Es geschieht nicht viel in dieser Erzählung. Aus der Selbstbezogenheit ihrer emotionalen Wirrnisse wird Leenas Blick behutsam auf den Vater gelenkt, den sie überhaupt erst als Person zu sehen beginnt, als Menschen mit ungelösten Problemen und einer Vergangenheit, die nicht vorbei ist. Am Ende gibt sie den entscheidenden Impuls für die Begegnung des Vaters mit seinem Sohn, zu der er allein nicht den Mut hatte.
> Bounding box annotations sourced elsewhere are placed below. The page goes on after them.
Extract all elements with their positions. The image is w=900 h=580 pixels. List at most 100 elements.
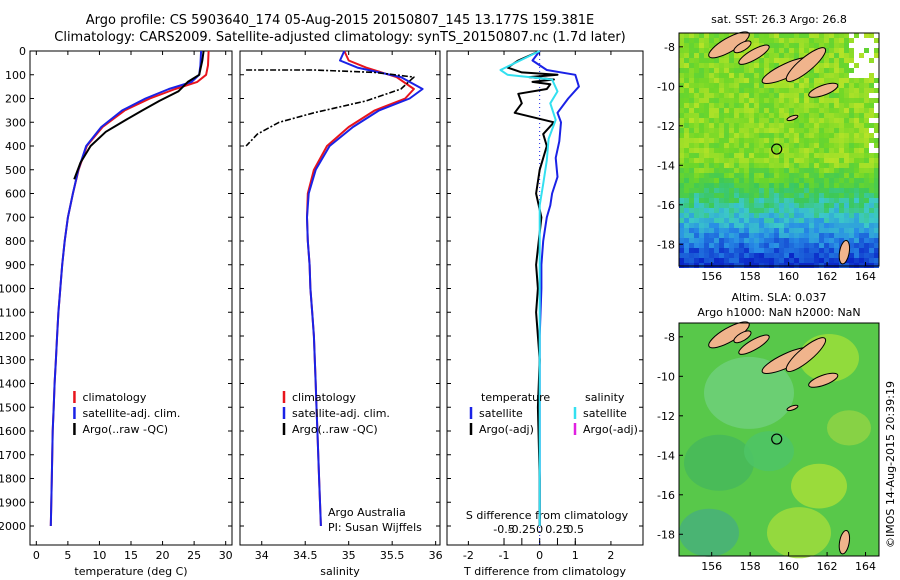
map-cell [689, 248, 694, 253]
map-cell [804, 118, 809, 123]
map-cell [749, 178, 754, 183]
map-cell [744, 243, 749, 248]
map-cell [859, 48, 864, 53]
map-cell [784, 233, 789, 238]
map-cell [799, 83, 804, 88]
map-cell [694, 143, 699, 148]
map-cell [859, 203, 864, 208]
map-cell [829, 33, 834, 38]
map-cell [784, 103, 789, 108]
map-cell [774, 213, 779, 218]
map-cell [694, 78, 699, 83]
map-cell [859, 33, 864, 38]
x-tick-label: -1 [499, 549, 510, 562]
map-cell [849, 178, 854, 183]
map-cell [864, 148, 869, 153]
map-cell [824, 248, 829, 253]
map-cell [804, 173, 809, 178]
map-cell [809, 118, 814, 123]
map-cell [684, 243, 689, 248]
map-cell [764, 123, 769, 128]
map-cell [704, 38, 709, 43]
map-cell [704, 58, 709, 63]
map-cell [854, 158, 859, 163]
map-cell [754, 153, 759, 158]
map-cell [794, 243, 799, 248]
map-cell [749, 218, 754, 223]
map-cell [779, 128, 784, 133]
map-cell [779, 93, 784, 98]
map-cell [849, 43, 854, 48]
map-cell [719, 208, 724, 213]
map-cell [684, 198, 689, 203]
map-cell [724, 63, 729, 68]
map-cell [799, 93, 804, 98]
map-cell [709, 133, 714, 138]
map-cell [684, 143, 689, 148]
map-cell [754, 228, 759, 233]
map-cell [854, 178, 859, 183]
map-cell [679, 248, 684, 253]
map-cell [749, 223, 754, 228]
map-cell [804, 98, 809, 103]
map-cell [809, 108, 814, 113]
map-cell [774, 158, 779, 163]
map-cell [709, 68, 714, 73]
map-cell [719, 78, 724, 83]
map-cell [854, 83, 859, 88]
map-cell [809, 113, 814, 118]
map-cell [844, 63, 849, 68]
map-cell [819, 133, 824, 138]
map-cell [709, 108, 714, 113]
map-cell [689, 123, 694, 128]
map-cell [804, 78, 809, 83]
map-cell [679, 148, 684, 153]
map-cell [854, 208, 859, 213]
map-cell [794, 83, 799, 88]
x-top-tick-label: -0.5 [493, 523, 514, 536]
map-cell [789, 193, 794, 198]
map-cell [819, 178, 824, 183]
map-cell [874, 218, 879, 223]
y-tick-label: 900 [5, 259, 26, 272]
lon-tick-label: 164 [855, 560, 876, 573]
map-cell [704, 143, 709, 148]
map-cell [699, 243, 704, 248]
map-cell [794, 148, 799, 153]
map-cell [794, 98, 799, 103]
map-cell [724, 213, 729, 218]
map-cell [679, 133, 684, 138]
map-cell [849, 238, 854, 243]
map-cell [734, 133, 739, 138]
map-cell [774, 148, 779, 153]
map-cell [699, 228, 704, 233]
map-cell [764, 228, 769, 233]
map-cell [819, 128, 824, 133]
map-cell [699, 183, 704, 188]
map-cell [799, 88, 804, 93]
map-cell [839, 33, 844, 38]
map-cell [729, 218, 734, 223]
map-cell [819, 258, 824, 263]
map-cell [829, 153, 834, 158]
map-cell [724, 168, 729, 173]
map-cell [809, 68, 814, 73]
map-cell [699, 248, 704, 253]
map-cell [764, 248, 769, 253]
map-cell [734, 108, 739, 113]
map-cell [729, 258, 734, 263]
map-cell [819, 193, 824, 198]
map-cell [759, 253, 764, 258]
map-cell [819, 218, 824, 223]
map-cell [774, 168, 779, 173]
map-cell [724, 98, 729, 103]
map-cell [744, 258, 749, 263]
map-cell [769, 123, 774, 128]
map-cell [789, 188, 794, 193]
map-cell [684, 173, 689, 178]
map-cell [764, 98, 769, 103]
map-cell [774, 93, 779, 98]
map-cell [804, 168, 809, 173]
map-cell [824, 113, 829, 118]
island [838, 239, 851, 265]
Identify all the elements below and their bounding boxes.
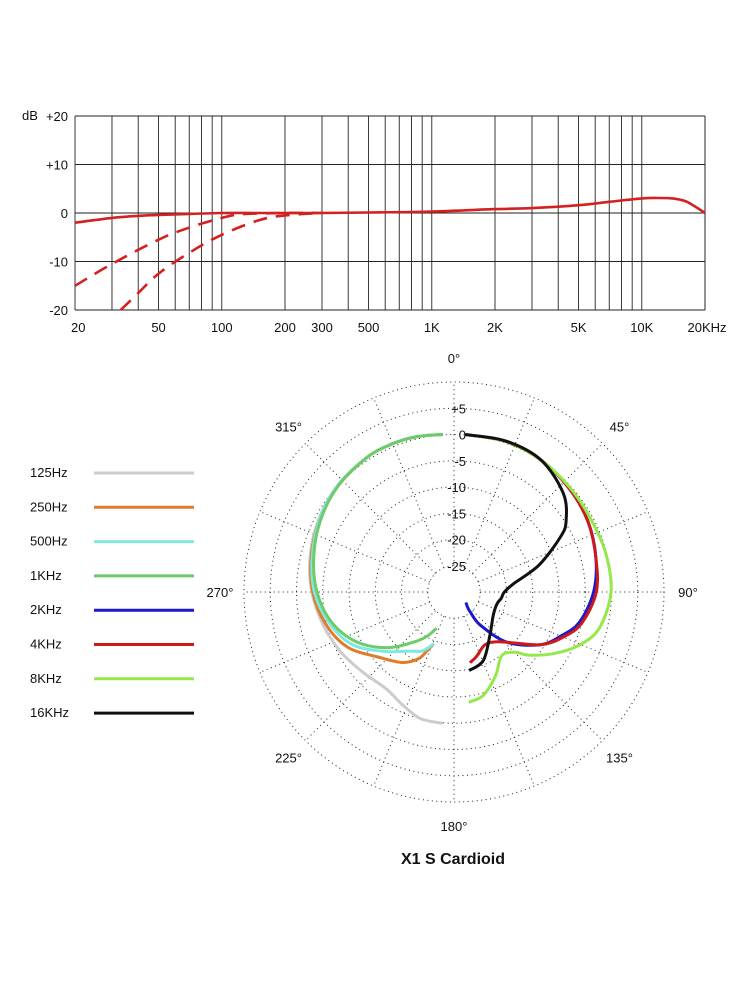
x-tick-label: 20KHz (687, 320, 726, 335)
angle-label: 225° (275, 750, 302, 765)
x-tick-label: 50 (151, 320, 165, 335)
response-curve-dashed (119, 211, 323, 311)
radial-label: -15 (447, 506, 466, 521)
polar-ring (348, 486, 560, 698)
polar-ring (401, 539, 507, 645)
y-tick-labels: +20 +10 0 -10 -20 (46, 109, 68, 318)
y-tick-label: -20 (49, 303, 68, 318)
polar-angle-labels: 0° 45° 90° 135° 180° 225° 270° 315° (207, 351, 698, 834)
legend-label: 125Hz (30, 465, 68, 480)
legend-label: 500Hz (30, 534, 68, 549)
angle-label: 315° (275, 420, 302, 435)
polar-spoke (259, 511, 430, 583)
y-tick-label: +20 (46, 109, 68, 124)
x-tick-label: 200 (274, 320, 296, 335)
legend-label: 1KHz (30, 568, 62, 583)
y-tick-label: +10 (46, 158, 68, 173)
polar-spoke (305, 443, 436, 574)
radial-label: -25 (447, 559, 466, 574)
angle-label: 90° (678, 585, 698, 600)
polar-series-125hz (308, 433, 444, 725)
polar-spoke (373, 616, 445, 787)
angle-label: 135° (606, 750, 633, 765)
polar-radial-labels: +5 0 -5 -10 -15 -20 -25 (447, 401, 466, 574)
polar-spoke (305, 610, 436, 741)
y-tick-label: -10 (49, 255, 68, 270)
polar-series-1khz (312, 433, 444, 650)
x-tick-label: 1K (424, 320, 440, 335)
x-tick-label: 100 (211, 320, 233, 335)
polar-series-16khz (464, 433, 569, 672)
polar-spoke (463, 397, 535, 568)
angle-label: 45° (610, 420, 630, 435)
polar-ring (243, 381, 665, 803)
polar-ring (322, 460, 586, 724)
legend: 125Hz 250Hz 500Hz 1KHz 2KHz 4KHz 8KHz 16KHz (30, 465, 194, 720)
x-tick-label: 10K (630, 320, 653, 335)
polar-spoke (373, 397, 445, 568)
x-tick-labels: 20 50 100 200 300 500 1K 2K 5K 10K 20KHz (71, 320, 727, 335)
angle-label: 0° (448, 351, 460, 366)
x-tick-label: 20 (71, 320, 85, 335)
legend-label: 4KHz (30, 637, 62, 652)
y-tick-label: 0 (61, 206, 68, 221)
polar-spoke (478, 601, 649, 673)
polar-spoke (472, 610, 603, 741)
polar-series-500hz (310, 433, 444, 654)
polar-spoke (259, 601, 430, 673)
response-curve-dashed (74, 211, 323, 287)
legend-label: 250Hz (30, 499, 68, 514)
polar-series-2khz (464, 433, 598, 647)
polar-grid (243, 381, 665, 803)
y-axis-label: dB (22, 108, 38, 123)
radial-label: 0 (459, 428, 466, 443)
polar-series (308, 433, 613, 725)
angle-label: 270° (207, 585, 234, 600)
frequency-response-chart: dB +20 +10 0 -10 -20 20 50 100 200 300 500 1K 2K 5K 1… (22, 108, 727, 335)
polar-ring (374, 512, 534, 672)
legend-label: 16KHz (30, 705, 69, 720)
polar-series-250hz (309, 433, 444, 665)
x-tick-label: 5K (571, 320, 587, 335)
response-curve-solid (74, 196, 706, 224)
polar-spoke (463, 616, 535, 787)
radial-label: +5 (451, 401, 466, 416)
legend-label: 2KHz (30, 602, 62, 617)
x-tick-label: 300 (311, 320, 333, 335)
polar-spoke (472, 443, 603, 574)
radial-label: -20 (447, 533, 466, 548)
x-tick-label: 500 (358, 320, 380, 335)
frequency-series (74, 196, 706, 311)
legend-label: 8KHz (30, 671, 62, 686)
chart-title: X1 S Cardioid (401, 851, 505, 868)
radial-label: -5 (454, 454, 466, 469)
radial-label: -10 (447, 480, 466, 495)
angle-label: 180° (441, 819, 468, 834)
polar-series-8khz (464, 433, 613, 704)
polar-spoke (478, 511, 649, 583)
x-tick-label: 2K (487, 320, 503, 335)
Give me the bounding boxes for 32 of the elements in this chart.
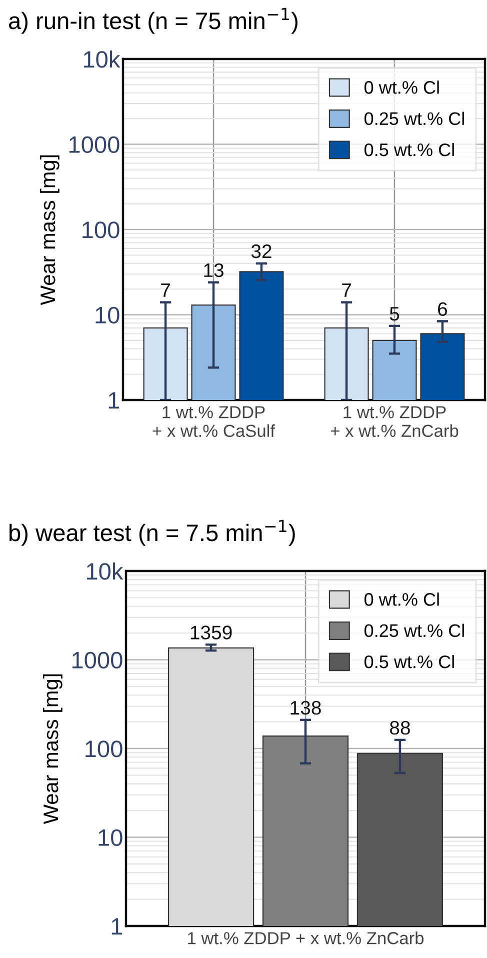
chart-title: b) wear test (n = 7.5 min$^{−1}$) xyxy=(10,520,295,546)
legend-label: 0.5 wt.% Cl xyxy=(364,654,454,668)
y-tick-label: 100 xyxy=(86,740,122,758)
x-tick-label: 1 wt.% ZDDP + x wt.% ZnCarb xyxy=(330,406,458,438)
legend-label: 0.25 wt.% Cl xyxy=(364,624,464,638)
y-axis-title: Wear mass [mg] xyxy=(40,155,60,306)
legend-label: 0.5 wt.% Cl xyxy=(364,142,454,156)
chart-title: a) run-in test (n = 75 min$^{−1}$) xyxy=(9,8,298,34)
data-label: 13 xyxy=(204,263,224,278)
data-label: 88 xyxy=(390,720,410,735)
legend-label: 0 wt.% Cl xyxy=(364,592,439,606)
data-label: 138 xyxy=(290,700,321,715)
data-label: 5 xyxy=(390,307,400,321)
y-tick-label: 1000 xyxy=(72,652,122,669)
y-tick-label: 100 xyxy=(82,222,120,238)
legend-label: 0.25 wt.% Cl xyxy=(364,112,464,126)
data-label: 32 xyxy=(251,244,272,258)
data-label: 7 xyxy=(342,283,351,297)
y-tick-label: 10k xyxy=(84,50,120,68)
legend-label: 0 wt.% Cl xyxy=(364,80,439,94)
y-tick-label: 10 xyxy=(98,829,122,846)
data-label: 7 xyxy=(161,283,170,297)
y-tick-label: 10k xyxy=(86,562,124,580)
x-tick-label: 1 wt.% ZDDP + x wt.% ZnCarb xyxy=(188,932,424,944)
data-label: 6 xyxy=(438,302,448,316)
y-tick-label: 1 xyxy=(112,918,122,935)
y-tick-label: 1000 xyxy=(70,136,120,154)
y-tick-label: 10 xyxy=(96,306,120,324)
y-tick-label: 1 xyxy=(108,392,120,409)
data-label: 1359 xyxy=(190,626,232,640)
x-tick-label: 1 wt.% ZDDP + x wt.% CaSulf xyxy=(152,406,276,438)
y-axis-title: Wear mass [mg] xyxy=(42,674,62,824)
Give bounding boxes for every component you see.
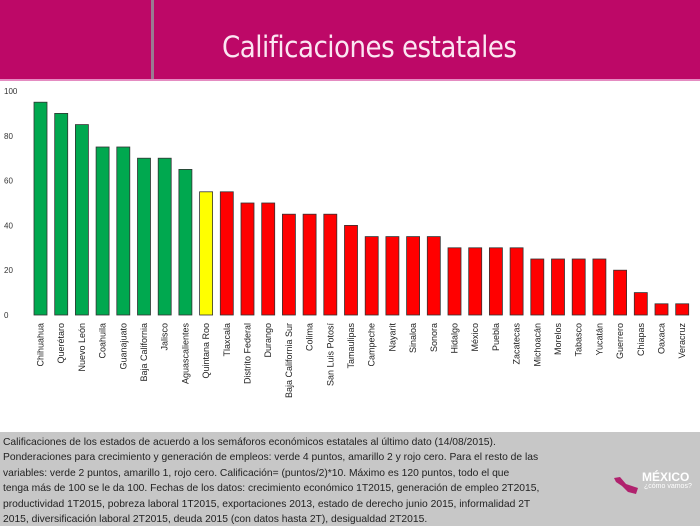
- bar: [281, 213, 296, 316]
- x-tick-label: Puebla: [491, 323, 501, 351]
- x-tick-label: Jalisco: [160, 323, 170, 351]
- bar: [75, 124, 89, 316]
- x-tick-label: Campeche: [367, 323, 377, 367]
- bar: [240, 202, 255, 316]
- x-tick-label: Coahuila: [98, 323, 108, 359]
- y-tick-label: 100: [4, 87, 18, 96]
- header-bar: [0, 0, 700, 79]
- bar: [571, 258, 586, 316]
- x-tick-label: Chiapas: [636, 323, 646, 357]
- x-tick-label: Nuevo León: [77, 323, 87, 372]
- x-tick-label: Querétaro: [56, 323, 66, 364]
- logo-name: MÉXICO: [642, 470, 690, 484]
- footer-line: 2015, diversificación laboral 2T2015, de…: [3, 514, 428, 526]
- footer-line: productividad 1T2015, pobreza laboral 1T…: [3, 498, 531, 510]
- bar: [178, 169, 193, 316]
- bar: [509, 247, 524, 316]
- x-tick-label: Durango: [263, 323, 273, 358]
- footer-line: tenga más de 100 se le da 100. Fechas de…: [3, 483, 540, 495]
- bar: [261, 202, 276, 316]
- header-underline: [0, 79, 700, 81]
- footer-notes: Calificaciones de los estados de acuerdo…: [3, 435, 603, 527]
- header-divider: [151, 0, 154, 80]
- bar: [199, 191, 214, 316]
- x-tick-label: Oaxaca: [657, 323, 667, 354]
- bar: [95, 146, 110, 316]
- x-tick-label: Veracruz: [677, 323, 687, 359]
- x-tick-label: Guerrero: [615, 323, 625, 359]
- x-tick-label: Colima: [305, 323, 315, 351]
- x-tick-label: Distrito Federal: [243, 323, 253, 384]
- x-tick-label: San Luis Potosí: [325, 323, 335, 387]
- bar: [406, 236, 421, 316]
- footer-panel: Calificaciones de los estados de acuerdo…: [0, 432, 700, 526]
- x-tick-label: Yucatán: [594, 323, 604, 356]
- bar: [302, 213, 317, 316]
- mexico-como-vamos-logo: MÉXICO ¿cómo vamos?: [612, 470, 700, 506]
- bar-chart: 0 20 40 60 80 100 Chihuahua Querétaro Nuevo León…: [4, 87, 690, 398]
- x-tick-label: Sinaloa: [408, 323, 418, 353]
- bar: [157, 157, 172, 316]
- bar: [654, 303, 669, 316]
- x-tick-label: Sonora: [429, 323, 439, 352]
- x-tick-label: Guanajuato: [118, 323, 128, 370]
- x-tick-label: Aguascalientes: [180, 323, 190, 385]
- x-tick-label: Hidalgo: [450, 323, 460, 354]
- bar: [447, 247, 462, 316]
- page-title: Calificaciones estatales: [222, 30, 517, 64]
- bar: [323, 213, 338, 316]
- x-tick-label: Quintana Roo: [201, 323, 211, 379]
- x-tick-label: Baja California: [139, 323, 149, 382]
- bar: [219, 191, 234, 316]
- y-tick-label: 60: [4, 177, 13, 186]
- bar: [54, 113, 69, 316]
- bar: [613, 269, 627, 316]
- bar: [137, 157, 151, 316]
- bar: [385, 236, 400, 316]
- footer-line: variables: verde 2 puntos, amarillo 1, r…: [3, 467, 510, 479]
- x-tick-label: Michoacán: [532, 323, 542, 367]
- x-tick-label: Tabasco: [574, 323, 584, 357]
- bar: [344, 224, 358, 316]
- y-tick-label: 40: [4, 221, 13, 230]
- logo-subtitle: ¿cómo vamos?: [644, 483, 692, 490]
- bar: [592, 258, 607, 316]
- y-tick-label: 20: [4, 266, 13, 275]
- x-tick-label: Nayarit: [387, 323, 397, 352]
- bar: [551, 258, 565, 316]
- x-tick-label: Chihuahua: [36, 323, 46, 367]
- y-tick-label: 80: [4, 132, 13, 141]
- map-icon: [614, 477, 638, 494]
- bar: [116, 146, 131, 316]
- footer-line: Calificaciones de los estados de acuerdo…: [3, 437, 496, 448]
- bar: [33, 101, 48, 316]
- bar: [426, 236, 441, 316]
- footer-line: Ponderaciones para crecimiento y generac…: [3, 452, 539, 464]
- bar: [364, 236, 379, 316]
- bar: [675, 303, 690, 316]
- bar: [633, 292, 648, 316]
- y-tick-label: 0: [4, 311, 9, 320]
- bar: [468, 247, 483, 316]
- x-tick-label: Baja California Sur: [284, 323, 294, 398]
- x-tick-label: México: [470, 323, 480, 352]
- x-tick-label: Tamaulipas: [346, 323, 356, 369]
- x-tick-label: Tlaxcala: [222, 323, 232, 357]
- x-tick-label: Morelos: [553, 323, 563, 356]
- x-tick-label: Zacatecas: [512, 323, 522, 365]
- bar: [488, 247, 503, 316]
- bar: [530, 258, 545, 316]
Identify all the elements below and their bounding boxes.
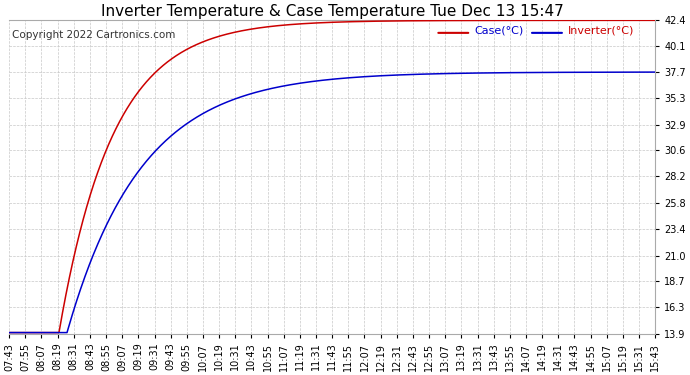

Der Reiz der Erzählung liegt nicht in Handlungs- und Figurenreichtum, sondern in der Vergegenwärtigung von Empfindungen, Erfahrungen, Atmosphären. Marjaleena Lembcke unterbietet die dramatischen Verwicklungen gängiger Jugendromane zugunsten einer zurückhaltenden, unspektakulären Handlung, in der sich die langsame Überwindung der Sprachlosigkeit vollzieht. Statt superlativischer Leidenschaften zeichnet sie mit präzisen Linien alltägliche Krisen, Wunschträume und Hemmungen, wie sie Eltern und Kinder gleichermaßen durchleben.
GUNDEL MATTENKLOTT.
Marjaleena Lembcke: "Und dahinter das Meer". Nagel & Kimche, Zürich 1999. 156 S., geb., 24,80 DM. Ab 12 J.